Preliminary findings indicate a heart failure medication used by adults, carvedilol, may not significantly improve heart failure outcomes for children and adolescents, according to an article in the September 12 issue of JAMA.

“Heart failure due to systemic ventricular dysfunction is a significant medical problem for children and represents the reason for at least 50 percent of pediatric referrals for heart transplantation. To date, there have been no large randomized controlled trials of any medication in children and adolescents with chronic heart failure.

Treatment recommendations in children and adolescents with heart failure are extrapolated from the results of clinical trials conducted in adults, which may be problematic,” the authors write.

Robert E. Shaddy, M.D., of Children’s Hospital of Philadelphia and the University of Pennsylvania, and colleagues evaluated the effects of the beta-blocker carvedilol in 161 children and adolescents with heart failure. In addition to treatment with conventional heart failure medications, patients were randomized to receive placebo or carvedilol for eight months. The size of the dosage was determined by the weight of the child.

The researchers found no statistically significant difference between the treatment groups with regard to the percentage of patients who improved, worsened, or were unchanged during the course of the study. Among 54 patients assigned to placebo, 56 percent improved, 30 percent worsened and 15 percent were unchanged. Among 103 patients assigned to carvedilol, 56 improved, 24 percent worsened and 19 percent were unchanged.

“This study did not detect a treatment effect of carvedilol on the primary composite end point of clinical heart failure outcomes. It is possible that children and adolescents with heart failure do not receive benefit from carvedilol; this would represent the first heart failure population not to show benefit with beta-blockade and is inconsistent with the many small studies supporting the benefit of beta-blockade in this patient population to date. It is unclear why carvedilol would be beneficial in adults with heart failure but not in children and adolescents,” the authors write. “… given the lower than expected event rates, the trial may have been underpowered. There may be a differential effect of carvedilol in children and adolescents based on ventricular morphology.”

(JAMA. 2007;298(10):1171-1179. Available pre-embargo to the media at http://www.jamamedia.org)

Editor’s Note: Please see the article for additional information, including other authors, author contributions and affiliations, financial disclosures, funding and support, etc.

Editorial: The Importance of Randomized Controlled Trials in Pediatric Cardiology

In an accompanying editorial, Samuel S. Gidding, M.D., of Nemours Cardiac Center, Wilmington, Del., comments on the findings of Shaddy and colleagues.

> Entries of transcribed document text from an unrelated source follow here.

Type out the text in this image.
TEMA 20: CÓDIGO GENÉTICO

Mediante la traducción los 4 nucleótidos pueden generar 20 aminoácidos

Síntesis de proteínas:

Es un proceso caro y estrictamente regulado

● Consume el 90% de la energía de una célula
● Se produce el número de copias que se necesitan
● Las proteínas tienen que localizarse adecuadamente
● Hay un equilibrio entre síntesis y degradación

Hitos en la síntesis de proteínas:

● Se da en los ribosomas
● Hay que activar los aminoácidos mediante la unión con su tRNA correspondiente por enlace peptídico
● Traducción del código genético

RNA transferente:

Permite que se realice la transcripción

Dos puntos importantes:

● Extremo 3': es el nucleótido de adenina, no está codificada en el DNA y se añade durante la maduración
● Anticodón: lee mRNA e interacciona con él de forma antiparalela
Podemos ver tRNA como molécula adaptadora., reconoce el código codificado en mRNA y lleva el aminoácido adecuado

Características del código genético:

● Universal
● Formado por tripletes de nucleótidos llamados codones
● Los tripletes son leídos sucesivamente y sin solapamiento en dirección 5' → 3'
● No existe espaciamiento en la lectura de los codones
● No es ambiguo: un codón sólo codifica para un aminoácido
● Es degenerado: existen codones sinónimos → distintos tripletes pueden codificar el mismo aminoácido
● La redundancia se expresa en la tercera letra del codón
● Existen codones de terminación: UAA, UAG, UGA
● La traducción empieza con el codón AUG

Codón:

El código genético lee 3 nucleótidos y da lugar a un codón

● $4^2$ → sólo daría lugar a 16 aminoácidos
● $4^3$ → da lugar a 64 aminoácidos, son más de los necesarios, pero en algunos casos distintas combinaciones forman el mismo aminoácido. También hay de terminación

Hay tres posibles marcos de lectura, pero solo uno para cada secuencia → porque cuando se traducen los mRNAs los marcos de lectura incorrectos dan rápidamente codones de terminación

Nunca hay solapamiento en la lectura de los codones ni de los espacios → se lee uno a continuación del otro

“A subtle but important difference between pediatric and adult research relates to goals. Adult cardiac trials, whether related to heart failure or prevention of recurrent myocardial infarction, are considered successful when the inevitable is delayed. For most adults, the inevitable still occurs. For children with heart disease, the goals are different: to treat pediatric patients effectively so that they can experience decades of as normal a quality of life as possible. This difference provides the ethical rationale for independent pediatric clinical research and rigorous clinical trials in pediatric patients as opposed to a reliance on adult outcomes, which often are not generalizable to children. After all, and especially in pediatric cardiology research and treatment, children are not simply little adults.”

(JAMA. 2007;298(10):1214-1216. Available pre-embargo to the media at http://www.jamamedia.org)

Editor’s Note: Please see the article for additional information, including other affiliations, financial disclosures, funding and support, etc.